Os Correios estão em meio a um processo de reestruturação que já apresenta resultados positivos. A empresa registrou uma economia de R$ 321 milhões com a renegociação de suas dívidas com fornecedores e prestadores de serviços, um marco importante para equilibrar as contas da estatal. De janeiro até esta sexta-feira, 13, a companhia conseguiu renegociar 98,2% de suas obrigações, buscando maior fôlego para o caixa e a manutenção da liquidez, mesmo com a expectativa de um prejuízo em 2026, com reversão prevista apenas para 2027.
Negociação e alívio financeiro
A estratégia de renegociação envolveu a aceitação dos credores em abrir mão de multas e juros, com parte dos pagamentos sendo parcelada nominalmente, ou seja, sem acréscimos de correções. Esse processo foi viabilizado por um empréstimo de R$ 12 bilhões, obtido pelos Correios junto a um consórcio de bancos, com garantia da União, firmado no fim de 2025. A medida é crucial, considerando que a estatal enfrentou a maior crise de sua história, registrando um prejuízo de R$ 6,057 bilhões de janeiro a setembro do ano passado, e uma estimativa de déficit primário de R$ 9,101 bilhões em 2026.
Além das renegociações de dívidas, os Correios buscam reforçar a liquidez com outras iniciativas. A empresa conseguiu parcelar R$ 1,2 bilhão em pagamentos de precatórios e impostos. Embora esses valores ainda precisem ser pagos, o parcelamento alivia significativamente a pressão sobre o caixa da companhia.
Venda de imóveis e plano de demissão
No curto prazo, a expectativa é impulsionar o caixa com a venda de imóveis. Ainda este mês, os Correios planejam leiloar cerca de R$ 600 milhões em prédios, localizados principalmente em cidades médias e grandes. A projeção é que a venda alcance entre 20% e 40% da oferta, totalizando até R$ 120 milhões. O plano de reestruturação completo prevê a venda de R$ 1,5 bilhão em imóveis.

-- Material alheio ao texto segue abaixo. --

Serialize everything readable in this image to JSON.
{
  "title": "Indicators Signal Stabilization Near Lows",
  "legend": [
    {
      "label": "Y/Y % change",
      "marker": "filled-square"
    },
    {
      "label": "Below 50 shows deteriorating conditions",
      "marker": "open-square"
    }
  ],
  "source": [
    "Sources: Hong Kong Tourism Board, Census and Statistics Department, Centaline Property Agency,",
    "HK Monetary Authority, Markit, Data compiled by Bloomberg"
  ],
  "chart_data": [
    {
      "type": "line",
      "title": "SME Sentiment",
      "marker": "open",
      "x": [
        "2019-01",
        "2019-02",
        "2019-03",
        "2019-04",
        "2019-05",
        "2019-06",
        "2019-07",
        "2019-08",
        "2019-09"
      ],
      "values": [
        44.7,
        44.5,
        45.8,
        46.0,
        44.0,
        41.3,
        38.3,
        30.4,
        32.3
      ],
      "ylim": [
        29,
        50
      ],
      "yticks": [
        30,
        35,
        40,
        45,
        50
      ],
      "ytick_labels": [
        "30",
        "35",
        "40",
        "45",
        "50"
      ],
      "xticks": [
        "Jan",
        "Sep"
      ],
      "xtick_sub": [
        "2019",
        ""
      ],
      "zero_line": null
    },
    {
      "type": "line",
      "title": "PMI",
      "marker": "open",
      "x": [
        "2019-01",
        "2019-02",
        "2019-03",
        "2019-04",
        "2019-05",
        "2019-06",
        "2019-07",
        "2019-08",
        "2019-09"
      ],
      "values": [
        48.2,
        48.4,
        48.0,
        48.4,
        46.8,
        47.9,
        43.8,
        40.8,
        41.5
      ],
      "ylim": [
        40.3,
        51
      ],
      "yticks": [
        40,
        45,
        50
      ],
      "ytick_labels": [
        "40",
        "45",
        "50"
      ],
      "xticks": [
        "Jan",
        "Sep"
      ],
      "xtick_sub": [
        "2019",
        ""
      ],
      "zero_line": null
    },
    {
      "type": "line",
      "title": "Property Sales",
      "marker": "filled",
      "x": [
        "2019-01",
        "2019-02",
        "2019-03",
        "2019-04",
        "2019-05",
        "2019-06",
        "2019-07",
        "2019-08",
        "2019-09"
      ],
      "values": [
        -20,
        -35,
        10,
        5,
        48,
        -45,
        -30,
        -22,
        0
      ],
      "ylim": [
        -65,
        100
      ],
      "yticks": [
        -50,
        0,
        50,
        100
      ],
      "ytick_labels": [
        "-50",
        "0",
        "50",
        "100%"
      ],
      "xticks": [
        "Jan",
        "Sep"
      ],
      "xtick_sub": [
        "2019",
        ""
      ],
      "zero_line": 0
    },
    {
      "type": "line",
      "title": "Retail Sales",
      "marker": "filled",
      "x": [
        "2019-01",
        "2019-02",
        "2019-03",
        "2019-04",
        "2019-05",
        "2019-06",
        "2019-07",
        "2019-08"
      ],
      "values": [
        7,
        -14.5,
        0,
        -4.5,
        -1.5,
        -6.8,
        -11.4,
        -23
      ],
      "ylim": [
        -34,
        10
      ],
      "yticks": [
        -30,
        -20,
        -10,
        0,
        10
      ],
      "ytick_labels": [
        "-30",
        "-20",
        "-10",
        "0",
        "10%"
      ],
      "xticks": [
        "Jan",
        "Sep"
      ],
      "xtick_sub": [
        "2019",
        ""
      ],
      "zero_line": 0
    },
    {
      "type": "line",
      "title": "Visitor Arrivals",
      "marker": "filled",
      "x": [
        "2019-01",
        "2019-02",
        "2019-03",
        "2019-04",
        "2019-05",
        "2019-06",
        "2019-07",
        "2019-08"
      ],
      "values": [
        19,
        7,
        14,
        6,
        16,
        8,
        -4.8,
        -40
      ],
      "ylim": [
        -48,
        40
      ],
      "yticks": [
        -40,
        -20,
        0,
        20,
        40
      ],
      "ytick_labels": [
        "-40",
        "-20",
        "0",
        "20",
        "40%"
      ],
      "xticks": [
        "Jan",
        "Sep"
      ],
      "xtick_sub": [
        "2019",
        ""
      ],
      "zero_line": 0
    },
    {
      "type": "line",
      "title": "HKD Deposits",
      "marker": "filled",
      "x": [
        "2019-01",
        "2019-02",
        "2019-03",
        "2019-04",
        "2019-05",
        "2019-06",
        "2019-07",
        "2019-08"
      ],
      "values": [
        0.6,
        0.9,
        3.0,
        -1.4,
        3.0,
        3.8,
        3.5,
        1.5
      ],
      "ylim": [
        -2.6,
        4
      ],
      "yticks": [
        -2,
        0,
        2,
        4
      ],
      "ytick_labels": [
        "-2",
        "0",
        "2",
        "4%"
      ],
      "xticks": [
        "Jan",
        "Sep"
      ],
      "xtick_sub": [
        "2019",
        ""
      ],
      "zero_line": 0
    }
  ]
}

Para reduzir as despesas com pessoal, a estatal implementou um Plano de Demissão Voluntária (PDV) que visa o desligamento de até 10 mil funcionários. Até o momento, 500 já deixaram a empresa, e outros mil devem ser desligados até a próxima segunda-feira, 16. A meta é que o número total seja atingido este ano, impulsionado também pelo fechamento de pontos físicos – 127 já foram fechados, de uma meta de mil.
Otimização de custos e serviços
Outras ações incluem uma revisão no plano de saúde dos empregados, o Postal Saúde, que gerou uma economia de aproximadamente R$ 70 milhões em janeiro. A expectativa é que a economia total em 2026 fique entre R$ 500 milhões e R$ 700 milhões. Em termos de qualidade de serviço, dados internos indicam um salto nas entregas no prazo prometido, de 65% para 91% já em 2026, com o ideal de 97% para aumentar as receitas. Os Correios também promoveram um processo seletivo para superintendentes e impuseram metas de economia às unidades, totalizando R$ 1 bilhão ao ano.
A direção dos Correios busca equilibrar os interesses do governo, dos trabalhadores e da sociedade. Enquanto há apoio do Executivo, a empresa enfrenta o desafio de convencer seus funcionários sobre a necessidade do processo de reestruturação, descrito como doloroso, mas essencial para a recuperação da companhia.